Three key resources for our 6th form students are Cambridge Companions, Questia School and the JSTOR Secondary Schools Collection. Questia School is a vast wide-ranging database of e-books, newspaper articles and scholarly articles. Each student has a login so they can save search results to project folders and bookmark or annotate resources. Our school-wide licence to JSTOR complements the content in Questia School, providing high level scholarly articles to support the IB Extended Essay and coursework as well as A level coursework and the EPQ.

Whilst we use JCS for a several of our e-resources we also go direct to other publishers and agents to supplement our e-Library as you can see from our Sharepoint page below.

E-Library on Sharepoint

When the school moved from an Intranet to using Microsoft Sharepoint I wanted to ensure that the e-Library looked attractive and inviting – a visual experience rather than simply a list of links where resources can get lost.

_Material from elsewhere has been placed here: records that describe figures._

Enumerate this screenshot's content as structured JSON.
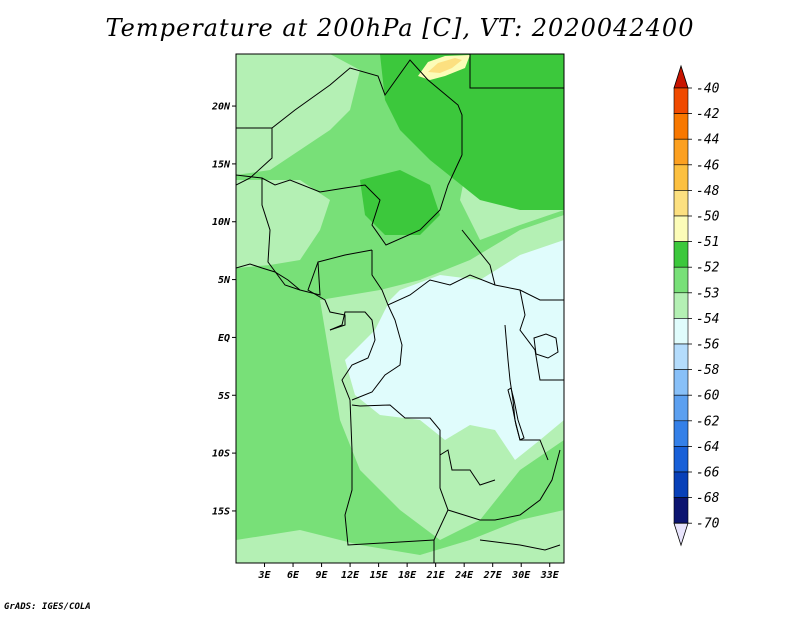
{
  "title": "Temperature at 200hPa [C], VT: 2020042400",
  "credit": "GrADS: IGES/COLA",
  "map": {
    "lat_range": [
      -19.5,
      24.5
    ],
    "lon_range": [
      0,
      34.5
    ],
    "lat_ticks": [
      {
        "value": 20,
        "label": "20N"
      },
      {
        "value": 15,
        "label": "15N"
      },
      {
        "value": 10,
        "label": "10N"
      },
      {
        "value": 5,
        "label": "5N"
      },
      {
        "value": 0,
        "label": "EQ"
      },
      {
        "value": -5,
        "label": "5S"
      },
      {
        "value": -10,
        "label": "10S"
      },
      {
        "value": -15,
        "label": "15S"
      }
    ],
    "lon_ticks": [
      {
        "value": 3,
        "label": "3E"
      },
      {
        "value": 6,
        "label": "6E"
      },
      {
        "value": 9,
        "label": "9E"
      },
      {
        "value": 12,
        "label": "12E"
      },
      {
        "value": 15,
        "label": "15E"
      },
      {
        "value": 18,
        "label": "18E"
      },
      {
        "value": 21,
        "label": "21E"
      },
      {
        "value": 24,
        "label": "24E"
      },
      {
        "value": 27,
        "label": "27E"
      },
      {
        "value": 30,
        "label": "30E"
      },
      {
        "value": 33,
        "label": "33E"
      }
    ]
  },
  "colorbar": [
    {
      "label": "-40",
      "color": "#e01e00"
    },
    {
      "label": "-42",
      "color": "#f04a00"
    },
    {
      "label": "-44",
      "color": "#f87800"
    },
    {
      "label": "-46",
      "color": "#fca020"
    },
    {
      "label": "-48",
      "color": "#fcc040"
    },
    {
      "label": "-50",
      "color": "#fce080"
    },
    {
      "label": "-51",
      "color": "#fcfcb8"
    },
    {
      "label": "-52",
      "color": "#3cc83c"
    },
    {
      "label": "-53",
      "color": "#78e078"
    },
    {
      "label": "-54",
      "color": "#b4f0b4"
    },
    {
      "label": "-56",
      "color": "#e0fcfc"
    },
    {
      "label": "-58",
      "color": "#b4dcfc"
    },
    {
      "label": "-60",
      "color": "#88c0f8"
    },
    {
      "label": "-62",
      "color": "#5ca0f0"
    },
    {
      "label": "-64",
      "color": "#3480e8"
    },
    {
      "label": "-66",
      "color": "#1860d8"
    },
    {
      "label": "-68",
      "color": "#0840b8"
    },
    {
      "label": "-70",
      "color": "#0c1470"
    }
  ],
  "colorbar_ends": {
    "top_color": "#c81400",
    "bottom_color": "#e8e4fc"
  }
}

I created an icon for each resource resembling apps. The resources are also arranged in subject specific pages creating smaller sub-sets to help with locating them.


To maximise use of these online resources it is essential to make staff and students aware of them. Here are some ways I try to publicise what is available on the e-Library:

  • Attending academic departmental meetings to demonstrate subject specific articles and raise awareness.
  • Flag up new online resources via our weekly emailed Library News Digest.
  • Remind students of the key resources in end of term letters.
  • Run sessions on the e-Library for all L6th students.
  • Run sessions according to academic subject on online resources for IB students once they have chosen their Extended Essay topic.
  • Provide new teaching staff induction on the e-Library.
  • Talk to staff at every opportunity about resources which might be relevant to them!
  • Use Twitter and the Library blog for promotion.


We aim to make the library as welcoming as possible and reduce barriers to learning. It is wonderful to see students from different year groups working together, an informal tutorial taking place on the relaxed seating or a game of big chess going on in the Garden Room.